They fired carbon at the statue. Billowing plumes of thick black dust, in clouds like liquid flowing. Time and time again they fired, but the taint refused to adhere.
They thought it would stick to the corners at least, to make the depths of the details in the pure white plaster unclean. It did not. The features sparkled in spite of themselves through the dirty, drenching mist. And the carbon fell in gentle rains, away.

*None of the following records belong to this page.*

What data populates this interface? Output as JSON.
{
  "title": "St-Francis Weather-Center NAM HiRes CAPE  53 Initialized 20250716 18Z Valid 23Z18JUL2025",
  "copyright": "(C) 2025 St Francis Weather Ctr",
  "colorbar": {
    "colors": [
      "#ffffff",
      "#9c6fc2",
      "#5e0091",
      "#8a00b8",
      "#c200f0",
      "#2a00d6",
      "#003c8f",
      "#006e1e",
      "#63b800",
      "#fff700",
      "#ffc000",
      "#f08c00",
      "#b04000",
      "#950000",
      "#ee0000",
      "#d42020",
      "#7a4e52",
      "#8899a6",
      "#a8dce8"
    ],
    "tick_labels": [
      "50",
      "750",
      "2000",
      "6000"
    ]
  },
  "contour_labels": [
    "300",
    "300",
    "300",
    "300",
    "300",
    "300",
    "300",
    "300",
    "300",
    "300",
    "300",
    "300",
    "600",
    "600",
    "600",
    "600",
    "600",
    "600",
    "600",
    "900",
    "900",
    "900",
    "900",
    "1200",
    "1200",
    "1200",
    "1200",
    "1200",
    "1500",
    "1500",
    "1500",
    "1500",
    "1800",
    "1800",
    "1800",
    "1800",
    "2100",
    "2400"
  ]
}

They threw heartbreak at my back. Time and time again, dark jets of pain and wanting. It was my fault as well. I was the one who was always falling, reaching, gasping in my attempts to be felled by the disaster of love that would not be. They threw disaster at my brain through mumbled phrases of appeasement and dreaming, set under the overtones of thiswillnevereverevereverbe.
I stood there like the statue of the woman assailed by demons of her own, contorted in fear and lost in silent meditations. Never moving, never changing.
They threw heartbreak at my back. It never stuck. It dissipated like the single winds of carbon through the air, and my heart was left, still clean after how many perils. It was left destined to fall again, without the scars of what it should have learned from the last time there to protect it.
I wonder what I lost in that stillness, and if innocence is worth the price it is bound to cost when its bearer has grown too old to be so fragile.
They fired carbon at the statue, but still it stood, unmarred. They placed it in the square where it belonged, and where rains and snows assailed it from all sides, and night closed in to the place where no one could tell if it was white or black or greyed.
It remained. Unprotected, unfinished.
They fired carbon at the statue to try to change into something it was not. It broke a hundred thousand times. But never changed. It simply tried to pull its pieces back together, awaiting the real storm out of doors. … It stared out blankly at its destiny through unseeing eyes, looking to the place where its whiteness might reflect the sun, and possibly make something more beautiful than jaded.